This project is contributed by Zhaonan Meng, Alvedian Mauditra Aulia Matin, and Zuhair
This project is the homework of the TU Delft course 'Linear Algebra and Optimization for Machine Learning.' In this project, we studied two methods for hyperparameter tuning: grid search and Bayesian optimization. We implemented both approaches and applied them to tune the hyperparameters (kernel size and regularization) of a support vector machine. Further outcomes of the project can be found in the PDF file 'project2_BayesianOptSVM.pdf' in this repository.
- GridSearch.py
- start_bayesian_opt.py
- GD_BO.py
- MBFGS_BO.py
- optimization.py
- heart.csv
To run the program you need to make sure that you have installed the Python package below:
- os
- sys
- tqdm
- multiprocessing
- numpy
- scipy
- pandas
- sklearn
- matplotlib
- time
- csv
The file GridSearch.py is a python script for the grid search (GS) part of the project. You can run the python file and input or choose the given options. You need to specify (choose) the number of grid points, the grid type, the scale type, and the method of processing. The outputs are the best performance and the corresponding C and gamma, computational time and a 3D plot of the five-fold cross-validation accuracy (performance).

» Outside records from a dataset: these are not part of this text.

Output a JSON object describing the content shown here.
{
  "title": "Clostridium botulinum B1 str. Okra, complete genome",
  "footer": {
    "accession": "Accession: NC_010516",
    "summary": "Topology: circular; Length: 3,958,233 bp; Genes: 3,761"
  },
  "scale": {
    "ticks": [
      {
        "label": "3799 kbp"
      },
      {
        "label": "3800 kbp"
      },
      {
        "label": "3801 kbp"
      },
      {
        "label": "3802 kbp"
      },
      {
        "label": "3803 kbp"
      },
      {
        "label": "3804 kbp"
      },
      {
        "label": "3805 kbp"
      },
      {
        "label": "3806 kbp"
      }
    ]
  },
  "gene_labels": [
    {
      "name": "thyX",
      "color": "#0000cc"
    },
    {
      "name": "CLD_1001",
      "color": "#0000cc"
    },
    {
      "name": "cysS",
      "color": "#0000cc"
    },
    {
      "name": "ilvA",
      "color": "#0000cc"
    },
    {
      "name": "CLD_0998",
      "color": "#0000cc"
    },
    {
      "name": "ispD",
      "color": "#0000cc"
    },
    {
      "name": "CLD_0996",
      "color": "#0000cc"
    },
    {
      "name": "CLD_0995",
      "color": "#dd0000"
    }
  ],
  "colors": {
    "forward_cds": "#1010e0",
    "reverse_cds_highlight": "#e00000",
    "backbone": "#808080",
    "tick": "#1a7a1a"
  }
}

Based on our experiment and the result of the grid search, we choose the following parameters:
number of grid points for each parameter: 100 (total 100x100 grid points) (input 100)
grid type: nonuniform (option 2)
scale type: standard (option 1)
method of processing: multiprocessing (option 1)

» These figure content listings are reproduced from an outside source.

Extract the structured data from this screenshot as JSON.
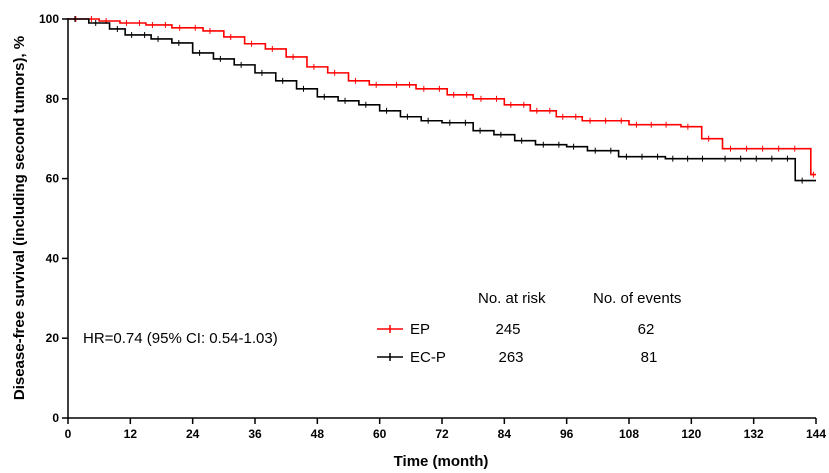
{
  "chart_data": {
    "type": "line",
    "step": true,
    "xlabel": "Time (month)",
    "ylabel": "Disease-free survival (including second tumors), %",
    "xlim": [
      0,
      144
    ],
    "ylim": [
      0,
      100
    ],
    "x_ticks": [
      0,
      12,
      24,
      36,
      48,
      60,
      72,
      84,
      96,
      108,
      120,
      132,
      144
    ],
    "y_ticks": [
      0,
      20,
      40,
      60,
      80,
      100
    ],
    "x_tick_labels": [
      "0",
      "12",
      "24",
      "36",
      "48",
      "60",
      "72",
      "84",
      "96",
      "108",
      "120",
      "132",
      "144"
    ],
    "y_tick_labels": [
      "0",
      "20",
      "40",
      "60",
      "80",
      "100"
    ],
    "grid": false,
    "annotation": "HR=0.74 (95% CI: 0.54-1.03)",
    "table_headers": {
      "at_risk": "No. at risk",
      "events": "No. of events"
    },
    "series": [
      {
        "name": "EP",
        "color": "#ff0000",
        "at_risk": "245",
        "events": "62",
        "x": [
          0,
          6,
          10,
          15,
          20,
          26,
          30,
          34,
          38,
          42,
          46,
          50,
          54,
          58,
          62,
          67,
          73,
          78,
          84,
          89,
          94,
          99,
          108,
          118,
          122,
          126,
          143
        ],
        "y": [
          100,
          99.5,
          99,
          98.5,
          97.8,
          97,
          95.5,
          93.8,
          92.5,
          90.5,
          88,
          86.5,
          84.5,
          83.5,
          83.5,
          82.5,
          81,
          80,
          78.5,
          77,
          75.5,
          74.5,
          73.5,
          73,
          70,
          67.5,
          61
        ]
      },
      {
        "name": "EC-P",
        "color": "#000000",
        "at_risk": "263",
        "events": "81",
        "x": [
          0,
          4,
          8,
          11,
          16,
          20,
          24,
          28,
          32,
          36,
          40,
          44,
          48,
          52,
          56,
          60,
          64,
          68,
          72,
          78,
          82,
          86,
          90,
          96,
          100,
          106,
          115,
          125,
          140
        ],
        "y": [
          100,
          99,
          97.5,
          96,
          95,
          94,
          91.5,
          90,
          88.5,
          86.5,
          84.5,
          82.5,
          80.5,
          79.5,
          78.5,
          77,
          75.5,
          74.5,
          74,
          72,
          71,
          69.5,
          68.5,
          68,
          67,
          65.5,
          65,
          65,
          59.5
        ]
      }
    ]
  }
}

On our computer, the computational time is about 3.5 minutes.
To access the results of the second part (Bayesian optimization), please directly run start_bayesian_opt.py:
The file start_bayesian_opt.py is a python script for the Bayesian optimization (BO) part of the project.
start_bayesian_opt.py:
an interface which displays all results reported.

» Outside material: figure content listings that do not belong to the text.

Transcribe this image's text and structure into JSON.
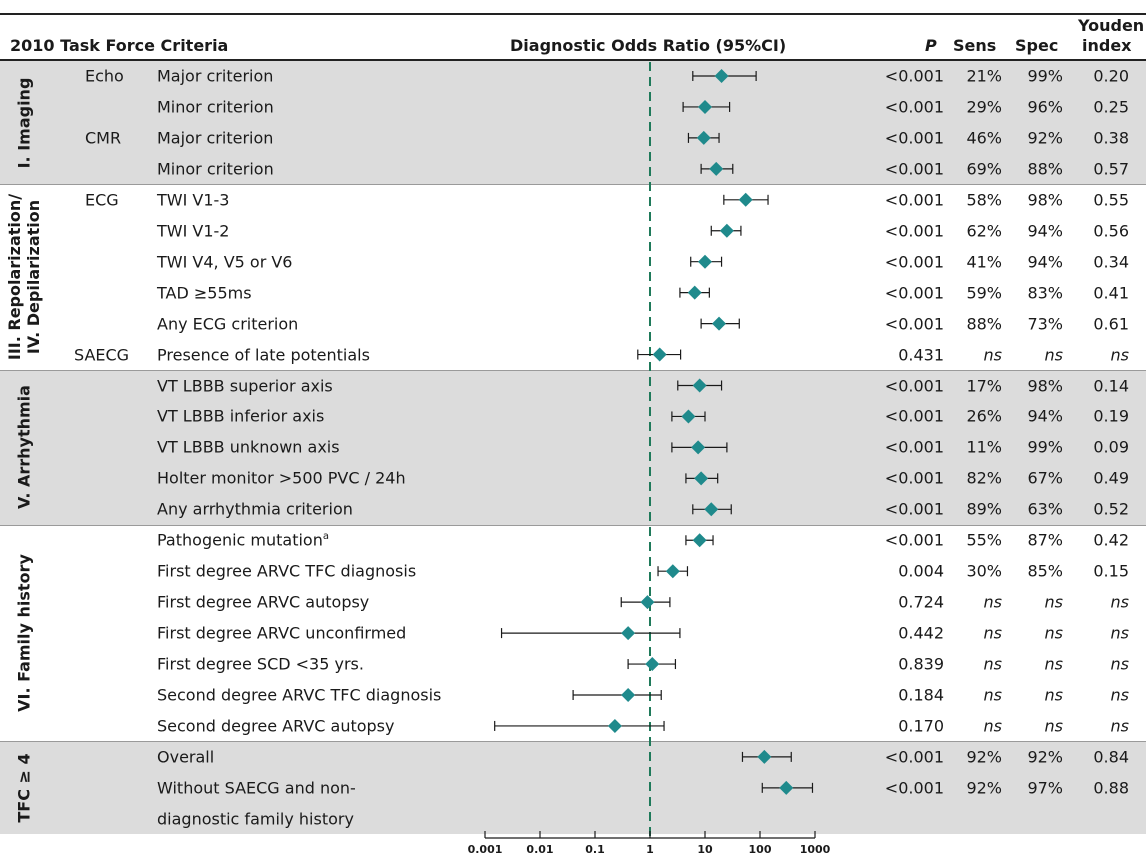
{
  "header": {
    "criteria": "2010 Task Force Criteria",
    "dor": "Diagnostic Odds Ratio (95%CI)",
    "p": "P",
    "sens": "Sens",
    "spec": "Spec",
    "youden_line1": "Youden",
    "youden_line2": "index"
  },
  "sections": [
    {
      "label_lines": [
        "I. Imaging"
      ],
      "shaded": true,
      "row_start": 0,
      "row_end": 3
    },
    {
      "label_lines": [
        "III. Repolarization/",
        "IV. Depilarization"
      ],
      "shaded": false,
      "row_start": 4,
      "row_end": 9
    },
    {
      "label_lines": [
        "V. Arrhythmia"
      ],
      "shaded": true,
      "row_start": 10,
      "row_end": 14
    },
    {
      "label_lines": [
        "VI. Family history"
      ],
      "shaded": false,
      "row_start": 15,
      "row_end": 21
    },
    {
      "label_lines": [
        "TFC ≥ 4"
      ],
      "shaded": true,
      "row_start": 22,
      "row_end": 24
    }
  ],
  "subgroups": [
    {
      "label": "Echo",
      "row": 0
    },
    {
      "label": "CMR",
      "row": 2
    },
    {
      "label": "ECG",
      "row": 4
    },
    {
      "label": "SAECG",
      "row": 9
    }
  ],
  "rows": [
    {
      "label": "Major criterion",
      "p": "<0.001",
      "sens": "21%",
      "spec": "99%",
      "youden": "0.20"
    },
    {
      "label": "Minor criterion",
      "p": "<0.001",
      "sens": "29%",
      "spec": "96%",
      "youden": "0.25"
    },
    {
      "label": "Major criterion",
      "p": "<0.001",
      "sens": "46%",
      "spec": "92%",
      "youden": "0.38"
    },
    {
      "label": "Minor criterion",
      "p": "<0.001",
      "sens": "69%",
      "spec": "88%",
      "youden": "0.57"
    },
    {
      "label": "TWI V1-3",
      "p": "<0.001",
      "sens": "58%",
      "spec": "98%",
      "youden": "0.55"
    },
    {
      "label": "TWI V1-2",
      "p": "<0.001",
      "sens": "62%",
      "spec": "94%",
      "youden": "0.56"
    },
    {
      "label": "TWI V4, V5 or V6",
      "p": "<0.001",
      "sens": "41%",
      "spec": "94%",
      "youden": "0.34"
    },
    {
      "label": "TAD ≥55ms",
      "p": "<0.001",
      "sens": "59%",
      "spec": "83%",
      "youden": "0.41"
    },
    {
      "label": "Any ECG criterion",
      "p": "<0.001",
      "sens": "88%",
      "spec": "73%",
      "youden": "0.61"
    },
    {
      "label": "Presence of late potentials",
      "p": "0.431",
      "sens": "ns",
      "spec": "ns",
      "youden": "ns"
    },
    {
      "label": "VT LBBB superior axis",
      "p": "<0.001",
      "sens": "17%",
      "spec": "98%",
      "youden": "0.14"
    },
    {
      "label": "VT LBBB inferior axis",
      "p": "<0.001",
      "sens": "26%",
      "spec": "94%",
      "youden": "0.19"
    },
    {
      "label": "VT LBBB unknown axis",
      "p": "<0.001",
      "sens": "11%",
      "spec": "99%",
      "youden": "0.09"
    },
    {
      "label": "Holter monitor >500 PVC / 24h",
      "p": "<0.001",
      "sens": "82%",
      "spec": "67%",
      "youden": "0.49"
    },
    {
      "label": "Any arrhythmia criterion",
      "p": "<0.001",
      "sens": "89%",
      "spec": "63%",
      "youden": "0.52"
    },
    {
      "label": "Pathogenic mutation",
      "sup": "a",
      "p": "<0.001",
      "sens": "55%",
      "spec": "87%",
      "youden": "0.42"
    },
    {
      "label": "First degree ARVC TFC diagnosis",
      "p": "0.004",
      "sens": "30%",
      "spec": "85%",
      "youden": "0.15"
    },
    {
      "label": "First degree ARVC autopsy",
      "p": "0.724",
      "sens": "ns",
      "spec": "ns",
      "youden": "ns"
    },
    {
      "label": "First degree ARVC unconfirmed",
      "p": "0.442",
      "sens": "ns",
      "spec": "ns",
      "youden": "ns"
    },
    {
      "label": "First degree SCD <35 yrs.",
      "p": "0.839",
      "sens": "ns",
      "spec": "ns",
      "youden": "ns"
    },
    {
      "label": "Second degree ARVC TFC diagnosis",
      "p": "0.184",
      "sens": "ns",
      "spec": "ns",
      "youden": "ns"
    },
    {
      "label": "Second degree ARVC autopsy",
      "p": "0.170",
      "sens": "ns",
      "spec": "ns",
      "youden": "ns"
    },
    {
      "label": "Overall",
      "p": "<0.001",
      "sens": "92%",
      "spec": "92%",
      "youden": "0.84"
    },
    {
      "label": "Without SAECG and non-",
      "p": "<0.001",
      "sens": "92%",
      "spec": "97%",
      "youden": "0.88"
    },
    {
      "label": "diagnostic family history",
      "p": "",
      "sens": "",
      "spec": "",
      "youden": ""
    }
  ],
  "chart_data": {
    "type": "forest",
    "x_scale": "log",
    "xlim": [
      0.001,
      1000
    ],
    "xticks": [
      0.001,
      0.01,
      0.1,
      1,
      10,
      100,
      1000
    ],
    "xtick_labels": [
      "0.001",
      "0.01",
      "0.1",
      "1",
      "10",
      "100",
      "1000"
    ],
    "reference_line": 1,
    "marker_color": "#1f8a8c",
    "points": [
      {
        "or": 20,
        "lo": 6,
        "hi": 85
      },
      {
        "or": 10,
        "lo": 4,
        "hi": 28
      },
      {
        "or": 9.5,
        "lo": 5,
        "hi": 18
      },
      {
        "or": 16,
        "lo": 8.5,
        "hi": 32
      },
      {
        "or": 55,
        "lo": 22,
        "hi": 140
      },
      {
        "or": 25,
        "lo": 13,
        "hi": 45
      },
      {
        "or": 10,
        "lo": 5.5,
        "hi": 20
      },
      {
        "or": 6.5,
        "lo": 3.5,
        "hi": 12
      },
      {
        "or": 18,
        "lo": 8.5,
        "hi": 42
      },
      {
        "or": 1.5,
        "lo": 0.6,
        "hi": 3.6
      },
      {
        "or": 8,
        "lo": 3.2,
        "hi": 20
      },
      {
        "or": 5,
        "lo": 2.5,
        "hi": 10
      },
      {
        "or": 7.5,
        "lo": 2.5,
        "hi": 25
      },
      {
        "or": 8.5,
        "lo": 4.5,
        "hi": 17
      },
      {
        "or": 13,
        "lo": 6,
        "hi": 30
      },
      {
        "or": 8,
        "lo": 4.5,
        "hi": 14
      },
      {
        "or": 2.6,
        "lo": 1.4,
        "hi": 4.8
      },
      {
        "or": 0.9,
        "lo": 0.3,
        "hi": 2.3
      },
      {
        "or": 0.4,
        "lo": 0.002,
        "hi": 3.5
      },
      {
        "or": 1.1,
        "lo": 0.4,
        "hi": 2.9
      },
      {
        "or": 0.4,
        "lo": 0.04,
        "hi": 1.6
      },
      {
        "or": 0.23,
        "lo": 0.0015,
        "hi": 1.8
      },
      {
        "or": 120,
        "lo": 48,
        "hi": 370
      },
      {
        "or": 300,
        "lo": 110,
        "hi": 900
      }
    ]
  }
}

start_bayesian_opt.py depends on GD_BO.py, MBFGS_BO.py, optimization.py and heart.csv. So please make sure all files are under the same directory.
You can input 1, 2, 3, or 4 to access results of BO equipped with different acquisition functions and optimization algorithms.
-----1: BO with the first acquisition function and gradient descent method
-----2: BO with the first acquisition function and Quasi-Newton BFGS method
-----3: BO with the second acquisition function and gradient descent method
-----4: BO with the second acquisition function and Quasi-Newton BFGS method
Please note: As we are a team of three, we mainly focus on the first acquisition function. The second type has not been deeply investigated.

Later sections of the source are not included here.